New Orleans is a fascinating and intriguing city with a culture and atmosphere quite distinct from that of the United States at large. It also plays host to one of the world’s most expansive Mardi Gras celebrations, so it’s no wonder that it has become such a tourist hotspot. And this year an even larger host of tourists will join the armies that usually invade it in order to watch the 2013 Super Bowl.
We at The Maroon do not protest this tourism – for one, New Orleans is an experience well worth having, and for another, the city thrives on tourism – but we do protest the way it is executed. This tourism has a nasty tendency to pigeonhole New Orleans in particular ways. New Orleans is many things, but it is not a permanent Mardi Gras. It is not Bourbon Street.

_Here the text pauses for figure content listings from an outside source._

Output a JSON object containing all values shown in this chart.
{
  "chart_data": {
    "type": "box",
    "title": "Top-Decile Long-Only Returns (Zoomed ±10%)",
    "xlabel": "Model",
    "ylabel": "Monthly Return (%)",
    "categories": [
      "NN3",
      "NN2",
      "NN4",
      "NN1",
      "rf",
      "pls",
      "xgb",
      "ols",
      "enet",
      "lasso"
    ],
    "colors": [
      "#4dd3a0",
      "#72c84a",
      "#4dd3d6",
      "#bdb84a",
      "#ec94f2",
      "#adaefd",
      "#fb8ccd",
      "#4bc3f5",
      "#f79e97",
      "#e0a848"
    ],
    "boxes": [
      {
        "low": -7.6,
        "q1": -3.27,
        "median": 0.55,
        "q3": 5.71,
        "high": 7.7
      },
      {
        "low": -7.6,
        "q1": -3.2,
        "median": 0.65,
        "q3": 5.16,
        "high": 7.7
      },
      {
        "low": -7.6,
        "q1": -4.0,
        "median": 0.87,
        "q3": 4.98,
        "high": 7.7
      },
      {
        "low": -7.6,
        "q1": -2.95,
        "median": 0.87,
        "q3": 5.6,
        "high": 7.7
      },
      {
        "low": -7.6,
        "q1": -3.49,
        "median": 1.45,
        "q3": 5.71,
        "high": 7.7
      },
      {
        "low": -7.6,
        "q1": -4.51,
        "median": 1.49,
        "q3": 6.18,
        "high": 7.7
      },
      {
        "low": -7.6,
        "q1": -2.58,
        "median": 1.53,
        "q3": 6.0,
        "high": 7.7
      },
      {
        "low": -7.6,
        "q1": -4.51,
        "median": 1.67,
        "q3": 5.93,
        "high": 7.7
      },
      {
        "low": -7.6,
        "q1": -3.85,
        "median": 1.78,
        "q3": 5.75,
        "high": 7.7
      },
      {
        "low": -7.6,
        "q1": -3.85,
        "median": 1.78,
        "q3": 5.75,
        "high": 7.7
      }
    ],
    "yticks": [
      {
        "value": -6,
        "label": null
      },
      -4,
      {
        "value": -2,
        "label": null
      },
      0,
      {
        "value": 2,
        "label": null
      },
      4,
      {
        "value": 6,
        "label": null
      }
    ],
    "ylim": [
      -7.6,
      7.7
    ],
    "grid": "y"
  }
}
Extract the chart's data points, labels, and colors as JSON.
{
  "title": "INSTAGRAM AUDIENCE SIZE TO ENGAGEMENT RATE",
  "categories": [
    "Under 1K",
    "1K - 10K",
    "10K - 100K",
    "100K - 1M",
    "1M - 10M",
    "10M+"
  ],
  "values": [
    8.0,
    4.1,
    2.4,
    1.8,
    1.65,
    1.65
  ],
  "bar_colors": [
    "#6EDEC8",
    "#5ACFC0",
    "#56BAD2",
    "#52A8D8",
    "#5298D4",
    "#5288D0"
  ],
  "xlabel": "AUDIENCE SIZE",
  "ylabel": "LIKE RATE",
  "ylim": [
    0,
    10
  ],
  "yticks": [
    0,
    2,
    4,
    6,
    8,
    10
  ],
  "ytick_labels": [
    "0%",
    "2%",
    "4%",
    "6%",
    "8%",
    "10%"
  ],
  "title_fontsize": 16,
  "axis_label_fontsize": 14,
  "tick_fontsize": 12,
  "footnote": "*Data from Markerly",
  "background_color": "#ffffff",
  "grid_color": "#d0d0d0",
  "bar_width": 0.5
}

There has been some backlash against the various measures taken in preparation for the Super Bowl – both with the NFL’s attempt to take exclusive control of Who Dat and local restaurants trying to prevent the NFL commissioner from eating on their premises. These are reactions against attempts to warp elements of New Orleans’ culture to fit outside needs – to cash in on a phrase the city has used to support its Saints, the same Saints whom the NFL have punished repeatedly and, it sometimes seems, unnecessarily.
But New Orleans culture is constantly warped by outside expectations. The very existence of Bourbon Street – where beads are thrown from balconies year-round and every store always sells Mardi Gras gear – attests to that fact. It is fine to cater to tourists – it’s a way to make a living – but some of this catering has begun to affect the general view of New Orleans. It is not a city of eternal vacation, where people party on a whim and fail to work.
There is more to New Orleans than partying. The city is filled to the brim with music and theater and spotted with museums of art, history and culture. There are beautiful parks and myriad shops.
Yes, the people of New Orleans party hard, but they also work hard. New Orleans is not merely an amusement park – it is a living, breathing city, with all the complexity and depth that implies. To pretend otherwise is to do both the tourists and the city a great injustice and to miss out on the opportunity to explore a community unlike any other in the United States.
A little bit of Bourbon Street is not a bad thing – a little bit of gaudiness, a miniature party so that brief visitors can have something to relax to even if that something is not authentic New Orleans. But when Bourbon Street becomes the cardinal image on which tourism in New Orleans is based, something has gone wrong. Let people think of Mardi Gras when they come here, but also of food, of drink, of music, of theater, of a cultural melange distinct from the United States and the world.
So enjoy Bourbon Street and a faux Mardi Gras that never ends. But do not mistake this for the true spirit of New Orleans, and make sure to experience the real spice of the city if you get the chance.